Delphi automatically installs and runs your app for you, but sometimes it is nice to do manually from the command-line. Here are the commands you need. These all assume adb (Android Debug Bridge) is on your system path and you only have one Android device (or emulator) attached. They should work on both Mac and Windows.
See the end for notes on multiple devices or if you are running both an emulator and device.
First to install your app:
adb install path\ProjectName.apk
In this example path\ProjectName.apk is the full relative path to the apk. The apk usually has the same name as the project. If your apk is already installed, then use the following command to “reinstall” it, leaving the data intact:
adb install -r path\ProjectName.apk
The great thing about the -r is it works even if it wasn’t already installed.
Now if you want to uninstall your apk you can do that too:
adb shell pm uninstall -k com.embarcadero.ProjectName
Again, com.embarcadero.ProjectName is the default name of the package. If you changed it under Project Options -> Version Info -> Package, then use that value instead. BTW, the pm in there is the Android Package Manager.
One note, when Delphi deploys your app to run it, it performs an uninstall first.

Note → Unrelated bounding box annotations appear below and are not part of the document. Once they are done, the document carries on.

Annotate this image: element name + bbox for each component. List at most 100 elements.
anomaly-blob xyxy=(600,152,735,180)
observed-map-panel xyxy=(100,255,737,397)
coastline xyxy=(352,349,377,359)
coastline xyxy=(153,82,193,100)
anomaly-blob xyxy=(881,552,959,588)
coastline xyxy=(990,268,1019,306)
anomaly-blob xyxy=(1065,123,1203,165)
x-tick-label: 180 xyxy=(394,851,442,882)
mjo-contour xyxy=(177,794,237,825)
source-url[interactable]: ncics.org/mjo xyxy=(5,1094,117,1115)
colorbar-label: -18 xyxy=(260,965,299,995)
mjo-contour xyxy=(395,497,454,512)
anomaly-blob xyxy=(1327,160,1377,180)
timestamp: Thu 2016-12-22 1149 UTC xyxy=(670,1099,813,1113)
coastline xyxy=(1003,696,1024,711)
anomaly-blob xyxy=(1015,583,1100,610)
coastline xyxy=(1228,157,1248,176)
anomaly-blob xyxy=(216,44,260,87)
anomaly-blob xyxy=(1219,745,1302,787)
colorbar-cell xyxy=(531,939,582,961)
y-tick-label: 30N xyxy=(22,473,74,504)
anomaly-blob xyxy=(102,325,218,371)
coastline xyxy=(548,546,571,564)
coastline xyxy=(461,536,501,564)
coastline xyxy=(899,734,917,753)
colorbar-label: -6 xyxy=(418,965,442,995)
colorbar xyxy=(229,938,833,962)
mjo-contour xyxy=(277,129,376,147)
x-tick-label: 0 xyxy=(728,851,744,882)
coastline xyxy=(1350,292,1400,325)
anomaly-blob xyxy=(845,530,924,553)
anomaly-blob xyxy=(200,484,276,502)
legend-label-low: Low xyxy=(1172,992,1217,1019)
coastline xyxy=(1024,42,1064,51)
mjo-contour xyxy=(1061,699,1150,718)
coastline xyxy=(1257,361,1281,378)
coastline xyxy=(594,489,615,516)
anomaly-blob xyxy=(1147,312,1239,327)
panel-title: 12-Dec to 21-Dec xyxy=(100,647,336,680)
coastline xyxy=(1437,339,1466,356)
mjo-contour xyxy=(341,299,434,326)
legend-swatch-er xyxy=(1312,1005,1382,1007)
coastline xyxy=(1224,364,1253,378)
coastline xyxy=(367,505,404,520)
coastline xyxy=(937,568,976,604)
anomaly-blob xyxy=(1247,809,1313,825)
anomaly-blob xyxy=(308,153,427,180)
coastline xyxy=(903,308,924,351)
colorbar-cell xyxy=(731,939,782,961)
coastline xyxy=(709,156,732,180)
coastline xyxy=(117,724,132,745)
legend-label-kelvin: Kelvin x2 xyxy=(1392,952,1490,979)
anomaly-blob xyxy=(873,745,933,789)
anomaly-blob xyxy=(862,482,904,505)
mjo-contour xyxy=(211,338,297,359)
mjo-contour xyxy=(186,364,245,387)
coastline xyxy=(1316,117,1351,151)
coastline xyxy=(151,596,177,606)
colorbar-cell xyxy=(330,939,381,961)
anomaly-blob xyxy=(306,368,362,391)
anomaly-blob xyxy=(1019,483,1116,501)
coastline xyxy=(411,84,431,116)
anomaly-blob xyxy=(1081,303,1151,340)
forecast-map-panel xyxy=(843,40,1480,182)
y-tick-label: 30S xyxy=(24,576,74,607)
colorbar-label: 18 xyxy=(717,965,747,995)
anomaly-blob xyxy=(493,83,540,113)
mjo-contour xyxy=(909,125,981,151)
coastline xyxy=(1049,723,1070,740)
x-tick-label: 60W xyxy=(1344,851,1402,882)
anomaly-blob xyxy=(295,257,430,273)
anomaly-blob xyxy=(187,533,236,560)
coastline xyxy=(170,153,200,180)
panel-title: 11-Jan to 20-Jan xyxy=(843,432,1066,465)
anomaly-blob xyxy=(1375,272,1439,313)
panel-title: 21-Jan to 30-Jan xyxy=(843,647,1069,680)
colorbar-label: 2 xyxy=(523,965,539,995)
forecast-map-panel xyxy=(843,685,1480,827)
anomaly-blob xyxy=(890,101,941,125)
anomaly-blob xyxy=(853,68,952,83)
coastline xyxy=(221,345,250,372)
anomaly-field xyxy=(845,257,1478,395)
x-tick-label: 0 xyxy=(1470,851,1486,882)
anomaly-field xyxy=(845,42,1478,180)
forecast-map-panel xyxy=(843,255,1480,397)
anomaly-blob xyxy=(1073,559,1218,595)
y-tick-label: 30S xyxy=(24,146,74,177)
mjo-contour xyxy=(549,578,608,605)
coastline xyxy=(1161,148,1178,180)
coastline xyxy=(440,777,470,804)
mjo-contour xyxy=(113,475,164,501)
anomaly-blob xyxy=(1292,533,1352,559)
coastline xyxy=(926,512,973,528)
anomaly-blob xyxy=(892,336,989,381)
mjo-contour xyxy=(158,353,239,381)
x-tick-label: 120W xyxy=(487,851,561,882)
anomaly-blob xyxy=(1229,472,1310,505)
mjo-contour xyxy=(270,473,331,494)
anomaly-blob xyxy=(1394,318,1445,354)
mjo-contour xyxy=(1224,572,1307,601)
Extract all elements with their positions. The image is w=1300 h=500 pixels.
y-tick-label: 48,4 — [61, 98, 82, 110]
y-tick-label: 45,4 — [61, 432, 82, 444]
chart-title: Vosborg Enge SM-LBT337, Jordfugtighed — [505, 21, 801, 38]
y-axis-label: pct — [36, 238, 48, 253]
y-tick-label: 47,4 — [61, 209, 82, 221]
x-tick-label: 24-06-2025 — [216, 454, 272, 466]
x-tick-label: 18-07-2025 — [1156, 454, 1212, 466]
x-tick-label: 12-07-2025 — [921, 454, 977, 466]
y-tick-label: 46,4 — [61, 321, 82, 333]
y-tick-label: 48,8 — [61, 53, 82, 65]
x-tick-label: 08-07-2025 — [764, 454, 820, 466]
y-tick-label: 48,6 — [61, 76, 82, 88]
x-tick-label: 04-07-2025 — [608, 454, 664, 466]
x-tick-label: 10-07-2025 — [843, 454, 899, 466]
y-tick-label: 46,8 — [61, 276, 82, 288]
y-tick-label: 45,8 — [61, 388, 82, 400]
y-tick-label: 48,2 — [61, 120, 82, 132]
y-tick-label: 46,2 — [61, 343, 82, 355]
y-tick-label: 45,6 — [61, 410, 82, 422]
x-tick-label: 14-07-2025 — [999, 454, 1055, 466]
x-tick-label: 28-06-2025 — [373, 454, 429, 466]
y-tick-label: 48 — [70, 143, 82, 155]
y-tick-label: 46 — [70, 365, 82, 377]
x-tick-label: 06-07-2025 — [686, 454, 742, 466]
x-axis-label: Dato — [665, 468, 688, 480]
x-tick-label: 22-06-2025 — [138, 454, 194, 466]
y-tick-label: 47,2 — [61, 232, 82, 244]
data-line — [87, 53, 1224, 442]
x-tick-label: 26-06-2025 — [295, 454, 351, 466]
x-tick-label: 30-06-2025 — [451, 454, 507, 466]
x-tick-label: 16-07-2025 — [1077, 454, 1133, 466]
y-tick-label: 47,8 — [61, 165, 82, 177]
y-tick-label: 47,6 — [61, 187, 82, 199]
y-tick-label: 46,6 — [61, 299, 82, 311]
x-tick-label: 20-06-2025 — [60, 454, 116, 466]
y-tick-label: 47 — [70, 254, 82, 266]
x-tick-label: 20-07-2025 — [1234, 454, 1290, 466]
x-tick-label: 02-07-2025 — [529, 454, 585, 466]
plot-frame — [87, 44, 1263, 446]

This results in all the data being cleaned out, which can be useful during development to be sure you don’t leave anything behind from the previous run. When a user updates an app from the App store, or installs it via most any other means, then it performs a reinstall, which leaves the data intact.
Now if you want to run it, things get a little more interesting. Now we use the Android Activity Manager (AM).
adb shell am start -n com.embarcadero.ProjectName/com.embarcadero.firemonkey.FMXNativeActivity
There are two parts to this. Before the slash is the package name, just like for uninstalling it. After the slash is the name of the Main Activity, which unless you’ve edited your AndroidManifest.template.xml (and some other fundamentals of your app) is always com.embarcadero.firemonkey.FMXNativeActivity. If you are trying to start an app written with another tool, then consult the AndroidManifest, but it is common for most tools to use MainActivity, so you can launch it like:
adb shell am start -n com.other.ProjectName/.MainActivity
If you want to stop your app after it is running, you just need the name of the package and the following:
adb shell am force-stop com.embarcadero.ProjectName
This can be useful to test what your app behaves like from a fresh restart, vs. just returning from the background.
The Android adb tool is very powerful. Most of these are using the shell command which actually allow you to pass commands to the modified Linux shell that runs inside Android. You can actually use “adb shell” to open a shell prompt and navigate your device like a remote machine.
If you have both an emulator running and a device attached then you can use the switch -d like
adb -d shell
and it directs it to the only device. If you use -e then it goes to the emulator.
When you have multiple devices then use -s and the device ID which can be obtained via the adb devices command.
There are so many other useful things you can do with adb. Check out the documentation.